According to the director, the film is “about people dealing with absences. He (Simon) imagines having a father who is a demon; he wants to go as far as possible into what that might mean.” Adoration begins with an indelible image–a young woman standing at the end of a pier overlooking a river playing the violin while her husband and young son watch in awe. Moving forward and backward in time with great ease, the film slowly constructs the events which have led to Simon’s school confessional. The key player is Simon’s French teacher Sabine (Arsinée Khanjian) whose own family was killed in Lebanon by a terrorist attack. Sabine reads an article to the class about an incident that occurred in 1986 in which a Jordanian man, Nezar Hindawi, sent his pregnant Irish girlfriend on an El Al flight with a bomb in her handbag, of which she had no knowledge until it was discovered by Israeli airport security.

Heavily influenced by his bigoted grandfather Morris (Kenneth Walsh) to believe that his father intentionally caused his mother’s death in a car crash, the vulnerable Simon constructs a parallel between the article read by his French teacher and the death of his parents. On his own, Simon posts his fake story on the Internet and has to deal with emotional responses from holocaust victims, holocaust deniers, students, and professors talking about terrorism, martyrdom, and heroism. It is a discussion that often sinks to the level of victimization, as in a character portrayed by veteran actor Maury Chaykin, who blames the bogus airplane incident for "ruining" his life. Simon’s uncle, Tom (Scott Speedman), who raised the boy after his parents’ death, acts as a mediator between his nephew and the teacher who encourages Simon to tell his fake story in the school auditorium. Tom is a tow truck operator with a short fuse who harbors a deep resentment against his father for the way he was treated as a child and his encounters with Sabine contain some of the film’s most intense moments.

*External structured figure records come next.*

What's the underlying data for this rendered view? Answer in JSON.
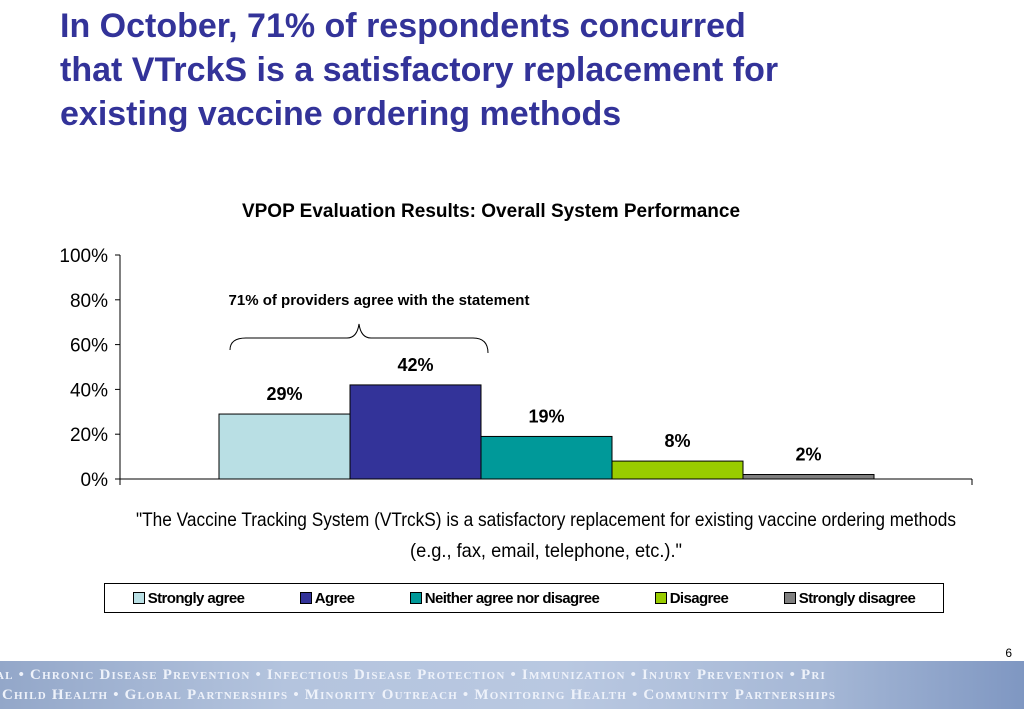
{
  "slide": {
    "title_lines": [
      "In October, 71% of respondents concurred",
      "that VTrckS is a satisfactory replacement for",
      "existing vaccine ordering methods"
    ],
    "page_number": "6"
  },
  "chart_data": {
    "type": "bar",
    "title": "VPOP Evaluation Results: Overall System Performance",
    "xlabel_lines": [
      "\"The Vaccine Tracking System (VTrckS) is a satisfactory replacement for existing vaccine ordering methods",
      "(e.g., fax, email, telephone, etc.).\""
    ],
    "ylabel": "",
    "ylim": [
      0,
      100
    ],
    "yticks": [
      0,
      20,
      40,
      60,
      80,
      100
    ],
    "ytick_labels": [
      "0%",
      "20%",
      "40%",
      "60%",
      "80%",
      "100%"
    ],
    "grid": false,
    "legend_position": "bottom",
    "series": [
      {
        "name": "Strongly agree",
        "value": 29,
        "label": "29%",
        "color": "#b9dfe4"
      },
      {
        "name": "Agree",
        "value": 42,
        "label": "42%",
        "color": "#333399"
      },
      {
        "name": "Neither agree nor disagree",
        "value": 19,
        "label": "19%",
        "color": "#009999"
      },
      {
        "name": "Disagree",
        "value": 8,
        "label": "8%",
        "color": "#99cc00"
      },
      {
        "name": "Strongly disagree",
        "value": 2,
        "label": "2%",
        "color": "#808080"
      }
    ],
    "annotation": {
      "text": "71% of providers agree with the statement",
      "spans_series": [
        "Strongly agree",
        "Agree"
      ]
    }
  },
  "footer": {
    "line1": "al • Chronic Disease Prevention • Infectious Disease Protection • Immunization • Injury Prevention • Pri",
    "line2": "Child Health • Global Partnerships • Minority Outreach • Monitoring Health • Community Partnerships"
  }
}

Aided by a tenderly evocative violin-prominent soundtrack by Mychael Danna, Adoration is an intelligent and imaginative study of family conflict and reconciliation that serves as a compelling probe into human behavior and the ability to distinguish between fact and fiction. Though it contains a great deal of ambiguity, and character motivations tend to be somewhat mystifying, Adoration is a very involving film with performances that are uniformly excellent, particularly Arsinee Khanjian as the emotionally-damaged teacher and Speedman and Bostock, who provide enough tension to keep us riveted throughout.